O curador de O tempo não saberia bem responder sobre a dificuldade específica de curar esta edição; o curador não saberia como nomear o que se deu ao morder A maçã no escuro, ao tombar de O lustre – livros por demais raros e audazes e difíceis: verdadeiras armas de guerra, nenhuma brandura, exigentes rigores; as sentenças – constituídas por fluxos e belezas nascidos menos da literatura e mais dos motores da sensação e dos instrumentos de filtragem dos afetos fortes, bravos, quase brutais – um fervor de ideias sobre ideias, de imagens sobre imagens, de fúrias sobre fúrias, um incêndio verbal sem tamanho, e assim, para quem lê o gozo totalmente gozo.
Vale outra vez lembrar que Clarice descreveu, em sonho premonitório (tal se encontra em As palavras), os atos exercidos hoje na Web, valendo-se de ditos não seus, mas postos como se a ela pertencentes. Em 1974, narra: “Acordei com um pesadelo terrível: sonhei que ia para fora do Brasil (vou mesmo em agosto) e quando voltava ficava sabendo que muita gente tinha escrito coisas e assinava embaixo o meu nome. Eu reclamava, dizia que não era eu, e ninguém acreditava, e riam de mim. Aí não aguentei e acordei. Eu estava tão nervosa e elétrica e cansada que quebrei um copo.”
Em O tempo, a alta Clarice vai além de todo espanto, além de toda beleza: atinge o inatingível – o sobre-humano; em O tempo mais provas de.
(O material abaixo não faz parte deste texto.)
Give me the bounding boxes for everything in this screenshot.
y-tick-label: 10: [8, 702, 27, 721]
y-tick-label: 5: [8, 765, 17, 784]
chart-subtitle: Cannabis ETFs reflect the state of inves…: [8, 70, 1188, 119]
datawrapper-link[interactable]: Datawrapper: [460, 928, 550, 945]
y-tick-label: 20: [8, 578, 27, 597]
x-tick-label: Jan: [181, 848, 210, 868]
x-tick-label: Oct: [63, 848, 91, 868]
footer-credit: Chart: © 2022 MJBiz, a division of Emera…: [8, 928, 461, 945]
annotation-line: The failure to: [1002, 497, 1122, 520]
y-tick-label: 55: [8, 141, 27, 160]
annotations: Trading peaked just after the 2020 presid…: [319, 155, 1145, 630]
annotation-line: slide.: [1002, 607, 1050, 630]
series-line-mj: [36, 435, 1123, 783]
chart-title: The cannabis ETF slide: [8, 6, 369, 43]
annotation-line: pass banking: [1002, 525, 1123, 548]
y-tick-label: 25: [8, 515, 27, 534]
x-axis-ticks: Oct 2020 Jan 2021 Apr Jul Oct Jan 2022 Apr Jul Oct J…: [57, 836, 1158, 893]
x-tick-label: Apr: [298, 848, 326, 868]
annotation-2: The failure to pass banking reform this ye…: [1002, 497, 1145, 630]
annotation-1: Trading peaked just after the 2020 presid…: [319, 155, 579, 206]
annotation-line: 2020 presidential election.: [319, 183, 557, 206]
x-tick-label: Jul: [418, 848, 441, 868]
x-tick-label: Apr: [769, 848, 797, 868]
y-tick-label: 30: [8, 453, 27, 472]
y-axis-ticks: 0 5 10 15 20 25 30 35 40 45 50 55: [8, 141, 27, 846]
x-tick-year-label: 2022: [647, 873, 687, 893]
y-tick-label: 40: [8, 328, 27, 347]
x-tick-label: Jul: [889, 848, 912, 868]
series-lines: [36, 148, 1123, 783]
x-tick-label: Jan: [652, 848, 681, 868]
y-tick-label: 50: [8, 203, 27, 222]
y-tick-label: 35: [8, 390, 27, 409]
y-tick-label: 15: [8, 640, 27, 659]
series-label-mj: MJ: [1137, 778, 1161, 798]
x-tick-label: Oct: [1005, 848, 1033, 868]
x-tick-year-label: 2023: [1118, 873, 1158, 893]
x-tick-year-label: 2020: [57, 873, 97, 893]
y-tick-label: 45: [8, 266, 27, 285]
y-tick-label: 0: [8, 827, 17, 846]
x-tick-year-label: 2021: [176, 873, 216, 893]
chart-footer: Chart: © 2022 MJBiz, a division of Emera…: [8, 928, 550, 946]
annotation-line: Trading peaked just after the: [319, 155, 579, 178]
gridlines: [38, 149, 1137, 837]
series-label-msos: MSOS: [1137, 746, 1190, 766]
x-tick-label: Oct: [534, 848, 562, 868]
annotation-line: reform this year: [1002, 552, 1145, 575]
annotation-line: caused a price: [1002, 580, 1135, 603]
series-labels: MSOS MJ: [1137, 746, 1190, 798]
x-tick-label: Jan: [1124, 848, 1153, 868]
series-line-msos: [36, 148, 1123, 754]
E agora provas do abissal, meios de alargar-se. Ousemos.
II
E ainda: O tempo
Desfaz as ideias de intimismo, de eu, de indivíduo, de identidade, pois consistem em modos unitários de existência e, assim, tendem a enfraquecer tanto a saúde da vida quanto a saúde da arte, da arte da letra e da arte em geral.
Monta-se de estados frasais irradiantes, e do arranjo desses estados gera-se sua diversa e sutil e esplendorosa sabedoria artística composta de silêncios e, subitamente, de gritos e iluminações.
Opera com uma atitude discursiva outra, capaz de construir surtos das imagens a se expandirem por meio de recursos provindos do como se (princípio do comportamento do fictício), da alusão (princípio do movimento do repetir e repetir até gerar-se o impossível definir de algo, senão pela diferença que o repetir acaba por gestar) e da tautologia (princípio de algo só se reconhecer em sua redundância congênita: isto é isto).
Diz por toda parte seu grande sim a amar, seu grande sim a ser amada; e tal liga-se a afetos como entrega, alegria, comunhão, sabendo sempre, entretanto, proteger-se do que chama de a mão indelicada do amor, mão também ao amor pertencente em seu avesso.
Dedica-se ao experimentar, o que significa valer-se do exato trunfo do desconhecer, do não saber, do ampliar-se acatando as tantas validades existenciais dos riscos.
Propõe mais do que olhar de frente: ir para o dentro-fora do que, reduzida a luz, bem permite abocanhar o que ela nomeia de neutro, plasma, coisa.
Desfaz-se a toda hora do ‘estilo’; o estilo só lhe interessaria se visto com traço capaz de anunciar uma marca inscrita a fogo nas regiões secretas de uma arte e de uma existência.
Age conclamando inteligências verbais que à escrita mesma surpreendam por sua radical capacidade de abrigar, unidas, forças filosóficas, poéticas, plásticas, existenciais – políticas.
Traz à vista seu processo, processo a compor-se da potência intuitiva e conceitual de produzir não por vontade de contar um caso, mas por valer-se do fato para que, simplesmente, naquele espaço de um-ir-quase-acontecendo, algo brote (justo a frase!): e espalhe na página o pensar ardente, grafado e vivo.
Pede do leitor maior atenção para as possibilidades não imediatas de um texto, incluindo aí os restos, as respirações, os tempos mudos e, também, maior escuta das diferentes espécies de silêncio que articulam de um só golpe palavras e afetos, fazendo com que corpos (o corpo de quem diz e o corpo de quem no escutar se encontra) se unam, e se atritem: e cresçam juntos.